A new, independently calculated “real living wage” estimates the true cost of living in the UK as almost £2,000 per year more than the government’s national minimum wage allows.
The Living Wage Foundation set the previous rate of £9.50 per hour in November 2020 and has now increased the estimate to £9.90 across the UK — and £11.05 in London — to keep up with the rising cost of living. The group publishes the real living wage each year based on inflation and the cost of fuel, energy, rent and food.
Chancellor Rishi Sunak recently raised the national minimum wage (for 16 to 22-year-olds) and national living wage (for those 23 and over) during his Autumn Budget announcement, with the new rates taking effect from April 2022.
The government’s national living wage will rise from £8.91 per hour to £9.50 in April. Those aged 21 and 22 will get a new minimum wage of £9.18 per hour, 18- to 20-year-olds will be entitled to £6.83 and 16- and 17-year-olds should be paid £4.81 per hour.

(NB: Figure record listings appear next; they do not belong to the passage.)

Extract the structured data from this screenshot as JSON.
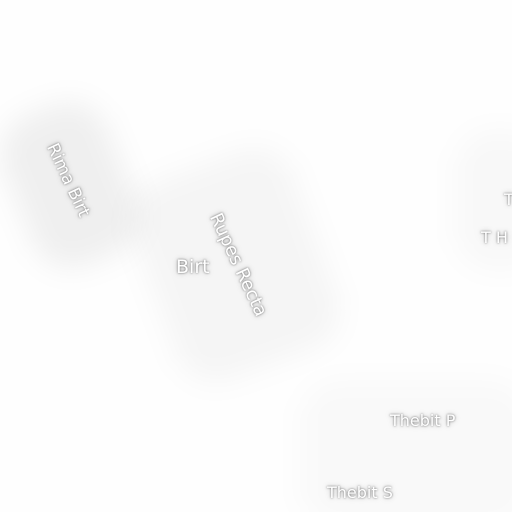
{
  "map": {
    "labels": {
      "rima_birt": "Rima Birt",
      "birt": "Birt",
      "rupes_recta": "Rupes Recta",
      "thebit_p": "Thebit P",
      "thebit_s": "Thebit S",
      "edge_t": "T",
      "edge_t_h": "T  H"
    },
    "colors": {
      "background": "#fefefe",
      "label_text": "#ffffff",
      "label_halo": "#000000"
    }
  }
}
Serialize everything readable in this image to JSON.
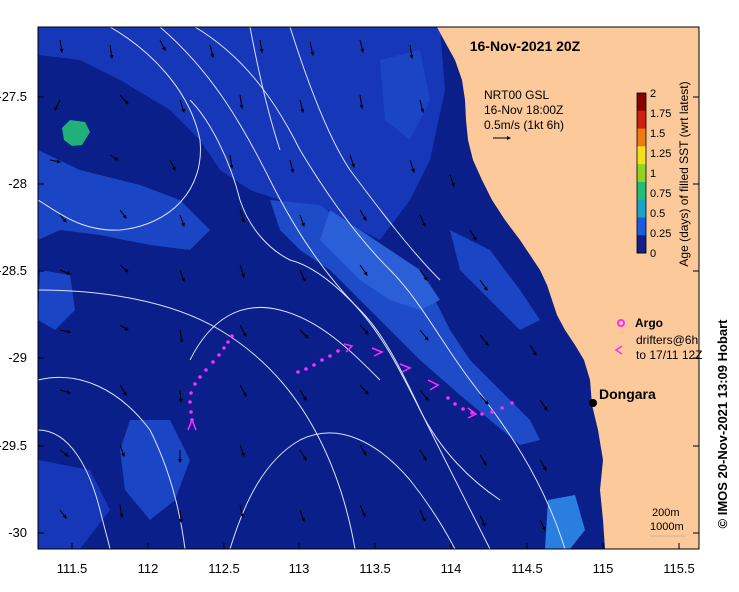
{
  "title": "16-Nov-2021 20Z",
  "product": {
    "line1": "NRT00 GSL",
    "line2": "16-Nov 18:00Z",
    "line3": "0.5m/s (1kt 6h)"
  },
  "colorbar": {
    "label": "Age (days) of filled SST (wrt latest)",
    "ticks": [
      "2",
      "1.75",
      "1.5",
      "1.25",
      "1",
      "0.75",
      "0.5",
      "0.25",
      "0"
    ],
    "colors": [
      "#8b0000",
      "#d02010",
      "#f07a10",
      "#f2e11a",
      "#8fd51f",
      "#1fbf7a",
      "#1aa2c8",
      "#1a5be0",
      "#12208c"
    ]
  },
  "legend": {
    "argo_label": "Argo",
    "drifters_line1": "drifters@6h",
    "drifters_line2": "to 17/11 12Z"
  },
  "place_label": "Dongara",
  "contours": {
    "line1": "200m",
    "line2": "1000m"
  },
  "credit": "©  IMOS 20-Nov-2021 13:09 Hobart",
  "axes": {
    "lat_ticks": [
      "-27.5",
      "-28",
      "-28.5",
      "-29",
      "-29.5",
      "-30"
    ],
    "lon_ticks": [
      "111.5",
      "112",
      "112.5",
      "113",
      "113.5",
      "114",
      "114.5",
      "115",
      "115.5"
    ]
  },
  "colors": {
    "ocean_deep": "#0a1f8a",
    "ocean_mid": "#1637b8",
    "ocean_light": "#2a5fd8",
    "land": "#fbc99a",
    "drifter": "#ff2bff",
    "contour": "#d9e2ff"
  }
}
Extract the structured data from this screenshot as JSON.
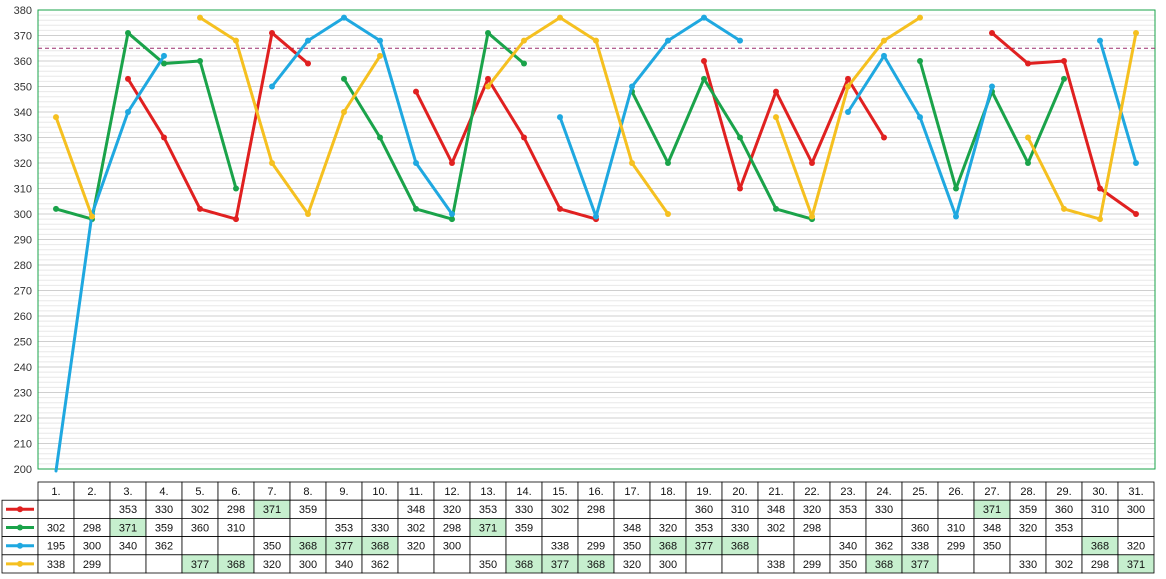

Anti-poverty campaigners including Helen Barnard, associate director at the Joseph Rowntree Foundation, highlighted that rising costs of living, including food and energy prices, “massively outweighed” the government’s increase.
Almost 9,000 employers have committed to paying their workers the real living wage, according to the Living Wage Foundation, including Lush, Fujitsu, Getir grocery delivery service and Cook Food. That means more than 300,000 workers will receive the 40p per hour pay increase.